Well, other than with that. Nodding shakily, she took up the cloth where it had been discarded at her chest and wedged it between her teeth again. Her head fell back against the pillow and she exhaled sharply through her nose, steeling herself for the pain. She closed her eyes next, as if not seeing it would make it any better, mostly worried that if she was aware of it, she would flinch and end up with a nasty burn on skin that was otherwise perfectly fine. That didn't stop her from seeing James' shadow through her eyelids, though, nor hearing his movements.

"On three," he said, sounding a hell of a lot surer than she felt.

Theo resisted the urge to laugh. They both knew there wasn't going to be a three. He'd do it on two, in hopes to stop her from flinching or tensing up at the last second.

She ate her words when he did it on one instead, rather than giving any sort of countdown at all.

The curses she cried out into the makeshift gag somehow did little to drown out the hiss of the white-hot metal against her skin. Were it not for the arm that returned to her ribcage, pinning strongly in place, she would have curled up into a ball on instinct. The knife clattered, discarded to the floor afterwards. Then, he lifted the knife and pressed the other side down onto what remained of the wound. Finally, he took up the bottle again and splashed yet more of the baijiu over the burns - but at that point, mercifully, she barely felt it. That awareness remained blessedly distant as he made quick work of cleaning the torn flesh where her fingernails had once been, but the burn was barely more than a flea bite after what she'd just been through.

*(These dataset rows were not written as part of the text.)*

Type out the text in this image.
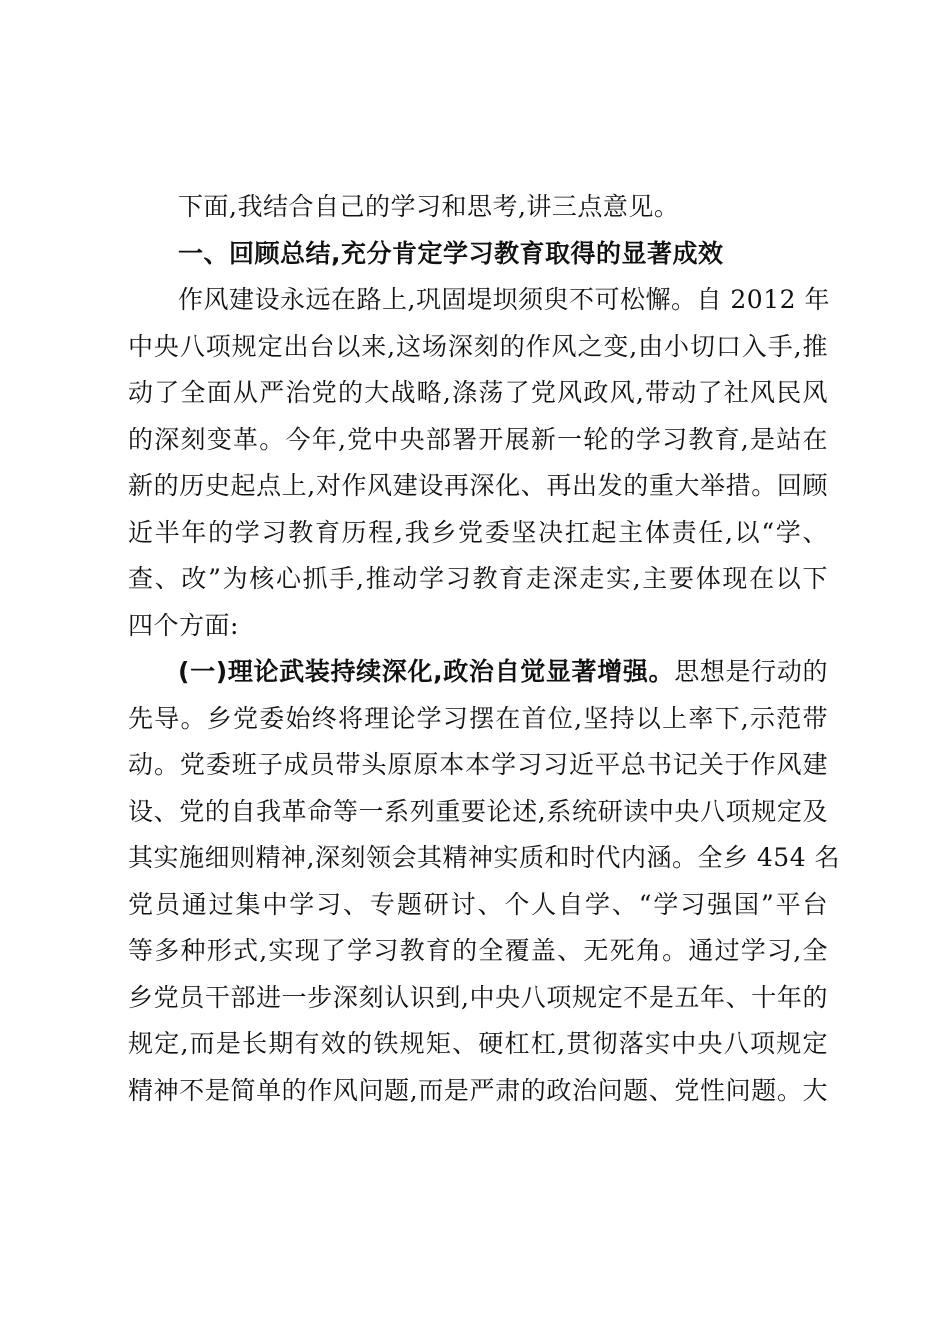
下面,我结合自己的学习和思考,讲三点意见。
一、回顾总结,充分肯定学习教育取得的显著成效
作风建设永远在路上,巩固堤坝须臾不可松懈。自 2012 年
中央八项规定出台以来,这场深刻的作风之变,由小切口入手,推
动了全面从严治党的大战略,涤荡了党风政风,带动了社风民风
的深刻变革。今年,党中央部署开展新一轮的学习教育,是站在
新的历史起点上,对作风建设再深化、再出发的重大举措。回顾
近半年的学习教育历程,我乡党委坚决扛起主体责任,以“学、
查、改”为核心抓手,推动学习教育走深走实,主要体现在以下
四个方面:
(一)理论武装持续深化,政治自觉显著增强。思想是行动的
先导。乡党委始终将理论学习摆在首位,坚持以上率下,示范带
动。党委班子成员带头原原本本学习习近平总书记关于作风建
设、党的自我革命等一系列重要论述,系统研读中央八项规定及
其实施细则精神,深刻领会其精神实质和时代内涵。全乡 454 名
党员通过集中学习、专题研讨、个人自学、“学习强国”平台
等多种形式,实现了学习教育的全覆盖、无死角。通过学习,全
乡党员干部进一步深刻认识到,中央八项规定不是五年、十年的
规定,而是长期有效的铁规矩、硬杠杠,贯彻落实中央八项规定
精神不是简单的作风问题,而是严肃的政治问题、党性问题。大
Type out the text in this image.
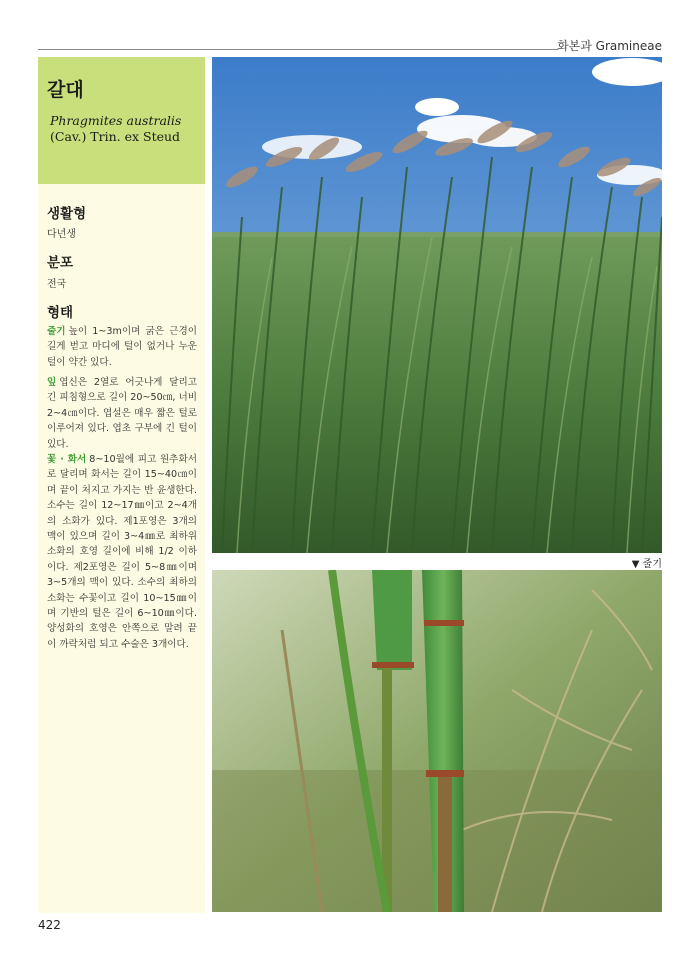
화본과 Gramineae
갈대
Phragmites australis (Cav.) Trin. ex Steud
생활형
다년생
분포
전국
형태
줄기 높이 1~3m이며 굵은 근경이 길게 벋고 마디에 털이 없거나 누운 털이 약간 있다.
잎 엽신은 2열로 어긋나게 달리고 긴 피침형으로 길이 20~50㎝, 너비 2~4㎝이다. 엽설은 매우 짧은 털로 이루어져 있다. 엽초 구부에 긴 털이 있다.
꽃 · 화서 8~10월에 피고 원추화서로 달리며 화서는 길이 15~40㎝이며 끝이 처지고 가지는 반 윤생한다. 소수는 길이 12~17㎜이고 2~4개의 소화가 있다. 제1포영은 3개의 맥이 있으며 길이 3~4㎜로 최하위 소화의 호영 길이에 비해 1/2 이하이다. 제2포영은 길이 5~8㎜이며 3~5개의 맥이 있다. 소수의 최하의 소화는 수꽃이고 길이 10~15㎜이며 기반의 털은 길이 6~10㎜이다. 양성화의 호영은 안쪽으로 말려 끝이 까락처럼 되고 수술은 3개이다.
▼ 줄기
422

Once he was finished, James gently eased the bundled fabric from between her teeth. She'd forgotten it was even there. The backs of his fingers brushed against her jaw as he dropped it down to the bed, and the most Theo could do was lean into the fleeting touch, not trusting herself to be able to speak.

"It's done," he breathed "Now we must pray that she upholds her end of the bargain."

Only now did he show his weariness and trepidation, outright exhaustion showing clear in his eyes as his hand sought her injured one on the bed, entwining his fingers with hers while being careful not to disturb the injuries. She squeezed his hand as best she could, heart breaking at how it trembled in her grasp in the face of the hold he kept over his emotions, but her gesture just came out as a weak flexing of her fingers.

He was right and he was wrong. They did have to pray that Achtland would somehow do what she could to see them through this - in every sense, not just regarding her injuries - but it was far from done. In fact, as the rain began to pelt down on the window high above her head, Theo noted hazily that it was only beginning.


A/N: So! My info about James being the one to tend to Theo is not technically too outside the realms of possibility. My shiny new town where I live has an actual sea-worthy historical ship that you can visit and walk around on as part of their museum, and given that the old friend I have in this city knows of this fic, he took me to go and see it! The "hospital" and everything to do with that comes from there.

The hospital there had a little sign that basically explained that if there wasn't an actual medic-type-person available (paraphrasing here), the captain would tend to the injured crew member himself with the help of a manual that offered advice. I posted an image post on Tumblr containing the photos I took of all of this while I was there back in August, so I'll reblog it when I post this chapter and leave it at the top of my blog (esta-elavaris) below my pinned Flufftober post for anybody who might want to see it! I also have quite a few James/Theodora flufftober fills up now, too, which might be a nice break from, uh, this.

That being said, the ship I saw is at least a good century younger than the ones in this period, so it's probably somewhat anachronistic, but from what I can find on "doctors" aboard pirate ships, it really did tend to be the case that the ship's best carpenter and doctor were one in the same, considering amputations weren't too uncommon when encountering a wound even vaguely complex, and I really can't imagine James would want to let others tend to her unless there was an honest to god doctor aboard. In which case Theo probably wouldn't want to let them touch her, medicine being the shitshow that it was back then.